As for the niqab, Zunera Ishaq, the woman who faced off with the Conservatives over their citizenship oath policy, offers a pretty effective challenge to those who see veiling as a straightforward measure of women’s subordination. Indeed, for many Muslim women, far from isolating them, the veil enables participation in public life.
Good immigrant, bad immigrant
For all that these politics rest on a series of linked oppositions — us and them, civilized and barbaric, Canadian and foreign, with us or against us — the Conservatives insist they are not targeting Muslims as such. Rather, they claim to be speaking for “Canadian values”, including those of “the overwhelming majority of Muslims, moderate Muslims.” That is, as Mamdani put it, they are pitting “good Muslims” against “bad Muslims.” The burden is then on individual Muslims to prove that they are on the right side of the dichotomy for life in Canada.
“You embody what it means to be Canadian,” wrote one person, before adding: “refugees from Asia (even communists) are infinitely different from violent illiberal Islamic jihadis. Canada is correct to take a cautious approach with respect to Syrian refugees.” For another: “a Syrian Muslim is not a Vietnamese Christian and the Asian Values do not necessarily reflect Syrian values. Asians prize education, Syrians restrict education by gender. Ask Sweden, Denmark, Finland, etc about their experience with Middle East Refugees as they face exploding Social Costs and massive increase in violent crimes.” Still another predicted: “You assimilated well here, they won’t. All we will bring here is the threat of ISIS … infiltrating in the country and they are an actual threat to our lives.”
I moved to Northern Ireland to start doctoral research during a period of massive unrest, as unionist and loyalist supporters of the Orange Order protested a police ban on a parade through the Catholic area. As Feargal Cochrane observed, while unionist leaders of the day “talked of civil and religious liberty … their supporters prevented people getting to work, highjacked vehicles, intimidated Catholics out of their homes and destroyed property.”
Then, loyalist paramilitaries murdered Michael McGoldrick, a 31-year-old Catholic. Easy pickings because of his job driving a taxi, McGoldrick was killed for no reason other than his religion. Unionist political leaders rushed to condemn the killing and deny all responsibility for it. McGoldrick’s father saw things differently. Politicians’ “fire and brimstone speeches have featured too much in this situation,” he said. “Their loose talk has cost this innocent young fellow his life.”
I am not saying that Canada is about to be engulfed by widespread sectarian violence and murder. But many Canadian Muslims are feeling apprehensive. At times like this, I think about my late friend Barbara McCabe, who used to say that a true commitment to human rights means defending the rights of those who are not like you, even those you might consider an enemy.
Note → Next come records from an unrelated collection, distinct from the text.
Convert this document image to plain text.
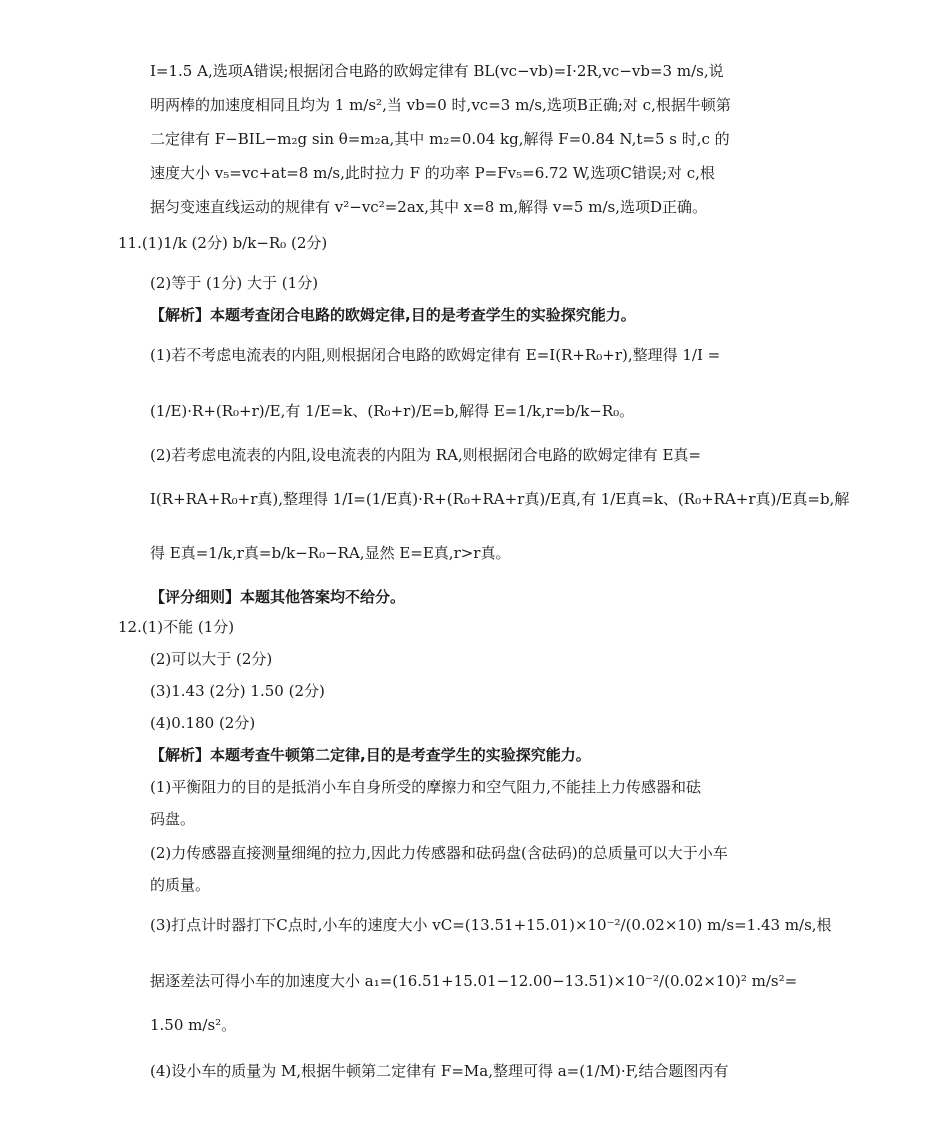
I=1.5 A,选项A错误;根据闭合电路的欧姆定律有 BL(vc−vb)=I·2R,vc−vb=3 m/s,说
明两棒的加速度相同且均为 1 m/s²,当 vb=0 时,vc=3 m/s,选项B正确;对 c,根据牛顿第
二定律有 F−BIL−m₂g sin θ=m₂a,其中 m₂=0.04 kg,解得 F=0.84 N,t=5 s 时,c 的
速度大小 v₅=vc+at=8 m/s,此时拉力 F 的功率 P=Fv₅=6.72 W,选项C错误;对 c,根
据匀变速直线运动的规律有 v²−vc²=2ax,其中 x=8 m,解得 v=5 m/s,选项D正确。
11.(1)1/k (2分) b/k−R₀ (2分)
(2)等于 (1分) 大于 (1分)
【解析】本题考查闭合电路的欧姆定律,目的是考查学生的实验探究能力。
(1)若不考虑电流表的内阻,则根据闭合电路的欧姆定律有 E=I(R+R₀+r),整理得 1/I =
(1/E)·R+(R₀+r)/E,有 1/E=k、(R₀+r)/E=b,解得 E=1/k,r=b/k−R₀。
(2)若考虑电流表的内阻,设电流表的内阻为 RA,则根据闭合电路的欧姆定律有 E真=
I(R+RA+R₀+r真),整理得 1/I=(1/E真)·R+(R₀+RA+r真)/E真,有 1/E真=k、(R₀+RA+r真)/E真=b,解
得 E真=1/k,r真=b/k−R₀−RA,显然 E=E真,r>r真。
【评分细则】本题其他答案均不给分。
12.(1)不能 (1分)
(2)可以大于 (2分)
(3)1.43 (2分) 1.50 (2分)
(4)0.180 (2分)
【解析】本题考查牛顿第二定律,目的是考查学生的实验探究能力。
(1)平衡阻力的目的是抵消小车自身所受的摩擦力和空气阻力,不能挂上力传感器和砝
码盘。
(2)力传感器直接测量细绳的拉力,因此力传感器和砝码盘(含砝码)的总质量可以大于小车
的质量。
(3)打点计时器打下C点时,小车的速度大小 vC=(13.51+15.01)×10⁻²/(0.02×10) m/s=1.43 m/s,根
据逐差法可得小车的加速度大小 a₁=(16.51+15.01−12.00−13.51)×10⁻²/(0.02×10)² m/s²=
1.50 m/s²。
(4)设小车的质量为 M,根据牛顿第二定律有 F=Ma,整理可得 a=(1/M)·F,结合题图丙有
That is also a pretty good test of political leadership, no more so than when it might be a vote-loser for your party.
Think about that when you listen to politicians respond to attacks on Muslim women by claiming that, in saying the niqab contravenes “Canadian” values, they are standing up for Muslim women’s rights. Think about it when, instead of facing down public antipathy to Muslim refugees, they invoke “security” and talk about the risk of open “floodgates”.
Finally, think about it when you ask why Canada responded so differently to Vietnamese refugees than to Syrians. Then remember that, despite anxieties about potential security risks in 1979, Prime Minister Joe Clark and key cabinet ministers reminded of Canada’s historic refusal of Jewish refugees from Nazi Germany, determined that we would not be ruled by fear.